The sheer volume of things I have to learn is completely overwhelming.  Several times a day I have to remind myself that I don’t have to know all of it tomorrow.  There are a lot of nurses in the department and they were all in my shoes at one point.  If they can learn it, so can I.  I am going to have to keep telling myself this whenever I start to freak out!

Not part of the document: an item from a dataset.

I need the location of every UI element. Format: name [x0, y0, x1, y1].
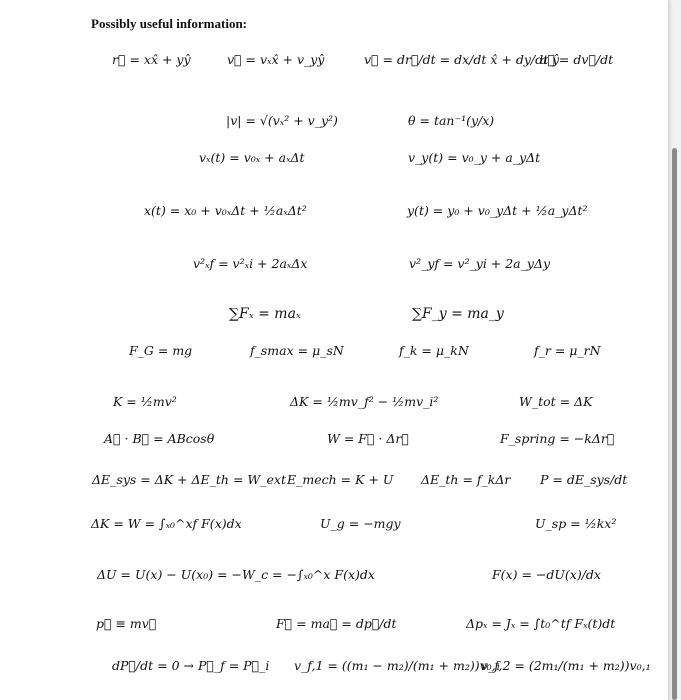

I really think I am going to love this job.  The people have been great so far.  They understand how much there is to learn and they know that it can be really overwhelming.  There are also just a lot of people to meet.  I’m glad that everyone is wearing a name badge!  There are a lot of nurses and surgery techs and CNAs.  Then there are the anesthesiologists and the nurse anesthetists.  Of course, there are also the surgeons and on most cases there is a surgical assistant.  There are a lot of people in the operating room…which is very comforting!

I am looking forward to learning as much as I can.  This is what I have worked so hard for the past few years and it is really exciting to finally be in a position where I am able to apply some of what I have learned.